What kind of cross-training will help my fencing?
Written by Internet FAQ   
Tuesday, 18 November 2003
The best training for fencing is fencing. Fencing development is asymmetrical and few other sports use the same muscle groups, so this is a difficult question whose answer depends largely on what aspect of your training you really want to focus on.

Cardiovascular fitness and leg strength always help, so anything that enhances these will be beneficial. Cycling, swimming, aerobics, and skating are good examples. Running, sprinting, soccer, basketball,=20 and similar sports can also be helpful, although some athletes dislike the stresses they put on the knees. Racquet sports like tennis, badminton, squash, racquetball, and table tennis are also excellent, and will exercise your weapon arm in addition to your legs. Circuit or period training (short bursts of high-heart-rate exercise followed by brief recovery periods) has been put forward as particularly relevant to the demands of fencing.

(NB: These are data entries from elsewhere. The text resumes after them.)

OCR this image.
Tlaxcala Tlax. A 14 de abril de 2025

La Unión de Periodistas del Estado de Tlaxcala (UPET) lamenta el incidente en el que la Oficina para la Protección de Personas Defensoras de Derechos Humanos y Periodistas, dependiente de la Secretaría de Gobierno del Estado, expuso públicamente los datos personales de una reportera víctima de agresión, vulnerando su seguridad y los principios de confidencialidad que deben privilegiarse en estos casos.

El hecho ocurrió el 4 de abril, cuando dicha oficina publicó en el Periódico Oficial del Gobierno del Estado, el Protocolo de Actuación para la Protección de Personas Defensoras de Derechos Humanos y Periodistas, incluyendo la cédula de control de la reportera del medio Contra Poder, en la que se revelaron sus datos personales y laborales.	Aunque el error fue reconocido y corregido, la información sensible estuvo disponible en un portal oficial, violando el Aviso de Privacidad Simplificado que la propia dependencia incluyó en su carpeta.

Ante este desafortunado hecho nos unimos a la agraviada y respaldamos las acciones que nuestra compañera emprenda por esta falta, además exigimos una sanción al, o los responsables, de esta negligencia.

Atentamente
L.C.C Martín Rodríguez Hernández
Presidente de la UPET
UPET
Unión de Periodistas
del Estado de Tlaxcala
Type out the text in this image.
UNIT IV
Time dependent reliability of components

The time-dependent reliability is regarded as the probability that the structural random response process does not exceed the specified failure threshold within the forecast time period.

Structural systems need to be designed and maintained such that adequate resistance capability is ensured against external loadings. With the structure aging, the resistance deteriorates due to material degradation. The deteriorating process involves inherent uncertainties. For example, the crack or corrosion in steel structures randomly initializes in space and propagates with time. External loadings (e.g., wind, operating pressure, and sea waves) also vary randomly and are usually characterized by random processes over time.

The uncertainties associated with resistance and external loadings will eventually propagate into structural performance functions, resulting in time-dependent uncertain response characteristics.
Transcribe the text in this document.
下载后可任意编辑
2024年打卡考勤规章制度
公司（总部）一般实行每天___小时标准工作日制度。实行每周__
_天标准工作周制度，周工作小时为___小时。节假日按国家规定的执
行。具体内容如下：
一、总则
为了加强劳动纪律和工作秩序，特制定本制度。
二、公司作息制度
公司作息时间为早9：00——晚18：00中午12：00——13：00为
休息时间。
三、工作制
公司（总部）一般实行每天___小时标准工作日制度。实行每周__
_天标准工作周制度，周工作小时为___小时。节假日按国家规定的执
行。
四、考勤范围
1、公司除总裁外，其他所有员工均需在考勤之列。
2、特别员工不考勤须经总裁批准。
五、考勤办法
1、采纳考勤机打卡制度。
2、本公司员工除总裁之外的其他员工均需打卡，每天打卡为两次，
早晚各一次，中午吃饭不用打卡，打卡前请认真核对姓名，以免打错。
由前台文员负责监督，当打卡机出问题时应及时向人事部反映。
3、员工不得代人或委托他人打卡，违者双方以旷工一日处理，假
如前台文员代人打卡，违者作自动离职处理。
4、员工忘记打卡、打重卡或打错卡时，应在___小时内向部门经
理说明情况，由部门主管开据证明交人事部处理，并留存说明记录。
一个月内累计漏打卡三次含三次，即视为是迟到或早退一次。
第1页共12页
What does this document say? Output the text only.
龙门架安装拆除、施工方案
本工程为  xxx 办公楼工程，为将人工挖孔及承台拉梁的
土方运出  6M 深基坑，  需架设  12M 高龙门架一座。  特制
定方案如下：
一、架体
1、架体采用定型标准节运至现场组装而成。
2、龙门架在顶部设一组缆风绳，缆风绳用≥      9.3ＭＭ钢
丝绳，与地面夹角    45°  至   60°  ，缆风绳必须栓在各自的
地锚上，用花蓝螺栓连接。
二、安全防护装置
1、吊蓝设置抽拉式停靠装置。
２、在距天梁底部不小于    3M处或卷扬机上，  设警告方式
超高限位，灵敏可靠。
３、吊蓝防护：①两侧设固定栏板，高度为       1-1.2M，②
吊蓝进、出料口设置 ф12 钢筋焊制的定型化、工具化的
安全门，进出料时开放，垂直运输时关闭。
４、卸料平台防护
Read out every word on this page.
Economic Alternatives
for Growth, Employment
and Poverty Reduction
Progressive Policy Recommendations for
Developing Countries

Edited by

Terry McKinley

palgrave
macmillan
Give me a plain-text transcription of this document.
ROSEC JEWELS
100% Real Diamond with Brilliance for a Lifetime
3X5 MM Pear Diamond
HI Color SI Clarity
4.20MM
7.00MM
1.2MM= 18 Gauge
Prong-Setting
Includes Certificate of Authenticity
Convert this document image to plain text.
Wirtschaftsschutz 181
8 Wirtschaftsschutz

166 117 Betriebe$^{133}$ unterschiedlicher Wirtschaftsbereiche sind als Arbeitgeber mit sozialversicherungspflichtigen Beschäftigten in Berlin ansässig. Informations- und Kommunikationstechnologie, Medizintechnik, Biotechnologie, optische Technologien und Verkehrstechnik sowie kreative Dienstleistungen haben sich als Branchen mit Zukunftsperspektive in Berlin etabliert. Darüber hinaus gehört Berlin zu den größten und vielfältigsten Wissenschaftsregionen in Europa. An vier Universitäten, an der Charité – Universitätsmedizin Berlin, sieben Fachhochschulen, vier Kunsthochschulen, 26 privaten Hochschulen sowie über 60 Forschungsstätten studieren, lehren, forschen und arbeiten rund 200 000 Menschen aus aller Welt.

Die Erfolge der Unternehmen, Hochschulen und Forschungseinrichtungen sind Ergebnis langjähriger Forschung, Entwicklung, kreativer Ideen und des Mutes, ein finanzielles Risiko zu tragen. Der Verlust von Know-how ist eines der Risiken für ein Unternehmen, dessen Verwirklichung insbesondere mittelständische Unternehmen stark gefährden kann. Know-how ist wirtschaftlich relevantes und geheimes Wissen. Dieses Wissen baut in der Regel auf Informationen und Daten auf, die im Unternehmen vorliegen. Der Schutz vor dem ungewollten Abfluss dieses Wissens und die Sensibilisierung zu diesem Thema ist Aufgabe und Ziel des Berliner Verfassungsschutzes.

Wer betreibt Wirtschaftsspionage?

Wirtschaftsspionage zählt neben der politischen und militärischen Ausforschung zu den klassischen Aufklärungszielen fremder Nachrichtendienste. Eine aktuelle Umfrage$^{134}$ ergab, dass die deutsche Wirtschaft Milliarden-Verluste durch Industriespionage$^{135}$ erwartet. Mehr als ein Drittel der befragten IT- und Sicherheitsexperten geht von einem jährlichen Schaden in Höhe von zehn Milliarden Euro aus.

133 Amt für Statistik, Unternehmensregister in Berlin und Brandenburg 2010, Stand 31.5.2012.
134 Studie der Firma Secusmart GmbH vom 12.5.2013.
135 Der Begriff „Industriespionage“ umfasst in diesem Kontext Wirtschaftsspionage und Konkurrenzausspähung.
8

Many martial arts have physical and mental demands that are similar to fencing, and can improve both your fitness and your intellectual approach to the sport. Technique and tactics very rarely translate, however.

Weight training can help, if done properly, but the athlete must remember that flexibility, speed, and technique are more important than raw strength, although proper strength training (especially of the lower body and legs) can improve speed significantly. Otherwise, endurance training should have priority over bodybuilding. Excessive weight training of the upper body can adversely affect point control, according to some masters, who prefer weighted wrist straps worn during regular practice.

Some fencers maintain that juggling improves reactions, hand-eye coordination, and use of peripheral vision.

Many coaches and fencers suggest occasional fencing or workouts with your opposite hand, both to improve skill and balance your muscular development.